Let me give you my take on where we are at at the moment;
At some time after his death and probably before his bodily resurrection, Jesus passed through the place where God has imprisoned the worst of the fallen angels and proclaimed his victory over them.
Now, the mention of Noah and the flood, leads Peter to draw in an analogy, that of baptism and salvation, although he’s not primarily thinking of water baptism, though he does have it in mind. Here’s the parallels he is making:
· the very judgement which brought death and destruction to the rest of humanity, brought deliverance to Noah and his family who were “brought safely through” (v20). Not saved from, but brought through.
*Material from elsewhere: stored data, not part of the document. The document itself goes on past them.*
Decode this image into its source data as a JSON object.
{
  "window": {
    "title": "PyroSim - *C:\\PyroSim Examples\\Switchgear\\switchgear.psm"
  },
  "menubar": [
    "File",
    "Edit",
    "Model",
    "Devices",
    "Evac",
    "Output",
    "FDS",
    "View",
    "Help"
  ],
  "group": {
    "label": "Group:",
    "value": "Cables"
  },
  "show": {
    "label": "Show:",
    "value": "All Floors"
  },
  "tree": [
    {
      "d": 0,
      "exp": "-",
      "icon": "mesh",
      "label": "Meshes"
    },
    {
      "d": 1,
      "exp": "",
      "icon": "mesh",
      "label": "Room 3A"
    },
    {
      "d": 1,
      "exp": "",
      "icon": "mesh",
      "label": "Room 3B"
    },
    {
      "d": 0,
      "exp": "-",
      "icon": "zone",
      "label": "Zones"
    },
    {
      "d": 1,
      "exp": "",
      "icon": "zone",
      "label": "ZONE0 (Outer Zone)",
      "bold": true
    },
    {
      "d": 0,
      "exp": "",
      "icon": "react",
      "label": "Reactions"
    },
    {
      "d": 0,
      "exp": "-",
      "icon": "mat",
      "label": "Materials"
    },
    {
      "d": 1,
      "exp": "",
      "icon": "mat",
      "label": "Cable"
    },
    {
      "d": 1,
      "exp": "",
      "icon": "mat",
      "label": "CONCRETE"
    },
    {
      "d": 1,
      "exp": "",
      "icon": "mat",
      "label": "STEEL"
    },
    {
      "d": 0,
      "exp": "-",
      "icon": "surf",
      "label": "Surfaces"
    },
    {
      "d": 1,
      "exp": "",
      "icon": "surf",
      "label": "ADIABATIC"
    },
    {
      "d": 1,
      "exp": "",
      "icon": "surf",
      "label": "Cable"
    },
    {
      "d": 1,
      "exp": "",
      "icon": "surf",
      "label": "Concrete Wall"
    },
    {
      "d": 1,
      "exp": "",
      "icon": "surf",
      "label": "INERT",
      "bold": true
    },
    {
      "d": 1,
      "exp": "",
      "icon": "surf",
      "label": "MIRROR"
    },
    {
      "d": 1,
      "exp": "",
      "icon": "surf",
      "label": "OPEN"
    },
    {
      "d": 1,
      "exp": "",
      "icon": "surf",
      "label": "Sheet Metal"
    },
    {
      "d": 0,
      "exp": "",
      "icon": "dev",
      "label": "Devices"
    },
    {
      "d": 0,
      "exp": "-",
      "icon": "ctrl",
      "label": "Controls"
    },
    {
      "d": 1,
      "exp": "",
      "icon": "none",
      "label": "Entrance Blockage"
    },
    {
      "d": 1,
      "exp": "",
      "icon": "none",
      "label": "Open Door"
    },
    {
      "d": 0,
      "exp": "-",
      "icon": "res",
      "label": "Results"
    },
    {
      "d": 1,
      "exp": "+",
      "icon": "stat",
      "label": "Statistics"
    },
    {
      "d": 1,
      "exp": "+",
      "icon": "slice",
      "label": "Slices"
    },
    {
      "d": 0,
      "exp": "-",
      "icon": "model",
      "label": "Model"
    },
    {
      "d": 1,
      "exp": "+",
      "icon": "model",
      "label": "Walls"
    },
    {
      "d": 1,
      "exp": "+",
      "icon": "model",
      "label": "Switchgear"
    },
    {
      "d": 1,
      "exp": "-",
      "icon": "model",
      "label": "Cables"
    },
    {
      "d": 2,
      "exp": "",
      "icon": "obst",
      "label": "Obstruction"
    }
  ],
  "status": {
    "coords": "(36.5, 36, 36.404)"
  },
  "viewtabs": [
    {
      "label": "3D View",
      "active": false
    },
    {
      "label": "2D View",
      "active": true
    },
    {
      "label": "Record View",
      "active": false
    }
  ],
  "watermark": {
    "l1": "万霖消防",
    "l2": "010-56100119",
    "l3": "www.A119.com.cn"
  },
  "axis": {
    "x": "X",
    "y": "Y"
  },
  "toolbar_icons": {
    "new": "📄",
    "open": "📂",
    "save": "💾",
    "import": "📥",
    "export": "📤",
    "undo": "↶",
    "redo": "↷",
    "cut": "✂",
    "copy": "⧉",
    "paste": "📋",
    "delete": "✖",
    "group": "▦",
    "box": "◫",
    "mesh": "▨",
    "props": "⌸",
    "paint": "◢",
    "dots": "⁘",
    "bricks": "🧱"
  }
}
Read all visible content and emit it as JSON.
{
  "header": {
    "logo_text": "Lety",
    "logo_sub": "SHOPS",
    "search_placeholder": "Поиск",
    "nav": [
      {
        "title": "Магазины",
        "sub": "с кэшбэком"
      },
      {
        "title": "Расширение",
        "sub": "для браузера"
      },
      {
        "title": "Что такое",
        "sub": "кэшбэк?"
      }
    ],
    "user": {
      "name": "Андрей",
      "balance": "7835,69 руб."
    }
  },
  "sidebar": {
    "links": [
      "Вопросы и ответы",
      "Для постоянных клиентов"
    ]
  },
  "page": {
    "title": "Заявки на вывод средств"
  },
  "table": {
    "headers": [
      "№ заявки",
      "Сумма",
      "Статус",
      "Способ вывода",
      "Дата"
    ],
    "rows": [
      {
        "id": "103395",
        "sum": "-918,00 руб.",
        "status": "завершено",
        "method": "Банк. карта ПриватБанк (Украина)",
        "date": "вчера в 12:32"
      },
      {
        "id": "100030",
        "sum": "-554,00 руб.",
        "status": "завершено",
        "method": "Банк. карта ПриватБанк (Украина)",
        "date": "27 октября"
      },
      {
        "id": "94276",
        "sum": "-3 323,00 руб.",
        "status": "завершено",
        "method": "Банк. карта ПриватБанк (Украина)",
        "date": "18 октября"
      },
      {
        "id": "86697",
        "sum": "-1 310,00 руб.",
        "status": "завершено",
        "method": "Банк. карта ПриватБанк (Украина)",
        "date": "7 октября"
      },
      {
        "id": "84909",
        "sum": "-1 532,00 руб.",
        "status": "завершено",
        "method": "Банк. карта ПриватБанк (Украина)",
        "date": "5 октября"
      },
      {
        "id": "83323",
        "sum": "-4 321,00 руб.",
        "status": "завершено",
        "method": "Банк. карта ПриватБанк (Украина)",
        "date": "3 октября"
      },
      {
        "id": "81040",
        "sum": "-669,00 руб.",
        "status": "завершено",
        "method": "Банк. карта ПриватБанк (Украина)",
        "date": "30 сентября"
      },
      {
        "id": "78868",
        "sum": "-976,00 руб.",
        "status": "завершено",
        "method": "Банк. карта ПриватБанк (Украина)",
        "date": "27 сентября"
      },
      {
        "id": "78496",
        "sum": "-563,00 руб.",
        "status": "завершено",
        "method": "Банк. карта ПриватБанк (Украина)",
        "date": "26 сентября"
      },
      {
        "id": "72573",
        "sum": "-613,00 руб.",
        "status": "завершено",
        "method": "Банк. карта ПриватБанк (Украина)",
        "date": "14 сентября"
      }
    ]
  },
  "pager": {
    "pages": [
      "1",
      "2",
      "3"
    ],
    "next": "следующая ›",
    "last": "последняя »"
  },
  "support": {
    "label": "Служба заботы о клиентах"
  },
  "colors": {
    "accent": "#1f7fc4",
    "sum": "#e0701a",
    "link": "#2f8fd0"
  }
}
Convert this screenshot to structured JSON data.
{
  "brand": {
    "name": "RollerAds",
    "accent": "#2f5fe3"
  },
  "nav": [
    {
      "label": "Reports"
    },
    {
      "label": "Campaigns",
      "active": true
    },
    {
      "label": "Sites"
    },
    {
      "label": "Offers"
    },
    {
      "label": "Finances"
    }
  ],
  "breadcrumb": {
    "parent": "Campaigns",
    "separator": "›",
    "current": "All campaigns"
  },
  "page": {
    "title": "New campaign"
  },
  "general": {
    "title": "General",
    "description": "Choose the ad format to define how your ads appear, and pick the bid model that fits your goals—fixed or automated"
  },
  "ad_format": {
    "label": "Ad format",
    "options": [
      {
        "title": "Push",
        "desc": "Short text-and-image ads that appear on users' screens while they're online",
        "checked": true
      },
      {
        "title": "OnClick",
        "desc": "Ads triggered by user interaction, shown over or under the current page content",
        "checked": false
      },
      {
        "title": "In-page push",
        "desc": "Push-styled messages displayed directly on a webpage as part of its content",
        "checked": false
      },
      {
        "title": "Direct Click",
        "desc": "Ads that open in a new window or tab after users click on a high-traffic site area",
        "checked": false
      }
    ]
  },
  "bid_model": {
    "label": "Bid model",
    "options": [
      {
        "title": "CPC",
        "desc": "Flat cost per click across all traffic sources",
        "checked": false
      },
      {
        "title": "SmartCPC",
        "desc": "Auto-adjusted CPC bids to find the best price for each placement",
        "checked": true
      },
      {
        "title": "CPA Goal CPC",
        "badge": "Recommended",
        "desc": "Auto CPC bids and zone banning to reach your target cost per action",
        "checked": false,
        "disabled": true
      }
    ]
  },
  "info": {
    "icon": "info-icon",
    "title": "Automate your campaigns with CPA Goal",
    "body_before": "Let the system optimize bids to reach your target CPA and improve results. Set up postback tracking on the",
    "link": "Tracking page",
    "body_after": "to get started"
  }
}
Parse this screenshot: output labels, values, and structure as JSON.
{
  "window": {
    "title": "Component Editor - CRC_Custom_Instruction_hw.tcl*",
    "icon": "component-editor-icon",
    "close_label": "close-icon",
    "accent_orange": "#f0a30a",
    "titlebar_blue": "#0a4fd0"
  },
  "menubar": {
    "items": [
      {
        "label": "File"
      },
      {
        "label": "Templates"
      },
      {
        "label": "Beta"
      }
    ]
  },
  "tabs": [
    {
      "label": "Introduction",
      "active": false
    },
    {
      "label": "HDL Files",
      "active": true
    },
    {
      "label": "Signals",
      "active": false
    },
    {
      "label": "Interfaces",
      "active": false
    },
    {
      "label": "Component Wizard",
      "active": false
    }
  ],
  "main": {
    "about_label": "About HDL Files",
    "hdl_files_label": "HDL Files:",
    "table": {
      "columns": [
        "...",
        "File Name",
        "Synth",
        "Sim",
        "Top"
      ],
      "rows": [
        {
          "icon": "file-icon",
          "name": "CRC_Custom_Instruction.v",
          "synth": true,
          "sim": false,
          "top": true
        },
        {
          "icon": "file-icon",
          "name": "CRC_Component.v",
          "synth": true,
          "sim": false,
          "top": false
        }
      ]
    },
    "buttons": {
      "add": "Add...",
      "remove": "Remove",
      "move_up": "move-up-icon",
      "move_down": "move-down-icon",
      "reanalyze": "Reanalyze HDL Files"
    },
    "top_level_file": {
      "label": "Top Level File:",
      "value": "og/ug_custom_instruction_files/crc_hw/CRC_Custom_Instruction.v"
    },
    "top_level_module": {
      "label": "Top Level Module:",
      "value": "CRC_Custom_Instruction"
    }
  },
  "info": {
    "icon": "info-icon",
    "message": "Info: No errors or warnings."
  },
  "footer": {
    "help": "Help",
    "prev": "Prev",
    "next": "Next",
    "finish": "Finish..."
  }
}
- the purpose of the ark was two-fold; a visual object lesson to the unbelievers of the impending judgement on the world and a mans of rescue and salvation for Noah and his family
- as the flood immersed all in judgement, so Christ’s final judgement will immerse all, but as some were saved
· just as Noah and his family were saved through the flood by means of the ark, so believers are saved through judgement by Christ, as symbolised in baptism
· it wasn’t the ark that really saved Noah, any more than water baptism saves men and women. The ark as a visible symbol of Noah’s faith in the promise of God that is he trusted in the ark he would be saved. So baptism is an outward, visible symbol of the believer having put their faith in Christ as the only one who can save them from the flood of judgement that will one day sweep the world away
You see, it’s not the baptism that saves it’s the “appeal to God for a good conscience”. This is a technical term, used in making contracts. Here the believer comes to God and agrees to meet certain conditions before God will place them in the ark of Christ –the conditions are a desire to be cleansed – to have a good conscience – which comes through repentance and faith.
In Rom.6vv3-3 Paul tells us that all true believers have been baptised by the Holy Spirit into Christ – in his death and resurrection and this is what effectively saves us – in the same way as the ark saved Noah and his family through the Old Testament flood.
A Prayer of George Whitefield:
““Yea…that we shall see the great Head of the Church once more . . . raise up unto Himself certain young men whom He may use in this glorious employ. And what manner of men will they be? Men mighty in the Scriptures, their lives dominated by a sense of the greatness, the majesty and holiness of God, and their minds and hearts aglow with the great truths of the doctrines of grace. They will be men who have learned what it is to die to self, to human aims and personal ambitions; men who are willing to be ‘fools for Christ’s sake’, who will bear reproach and falsehood, who will labor and suffer, and whose supreme desire will be, not to gain earth’s accolades, but to win the Master’s approbation when they appear before His awesome judgment seat. They will be men who will preach with broken hearts and tear-filled eyes, and upon whose ministries God will grant an extraordinary effusion of the Holy Spirit, and who will witness ‘signs and wonders following’ in the transformation of multitudes of human lives.”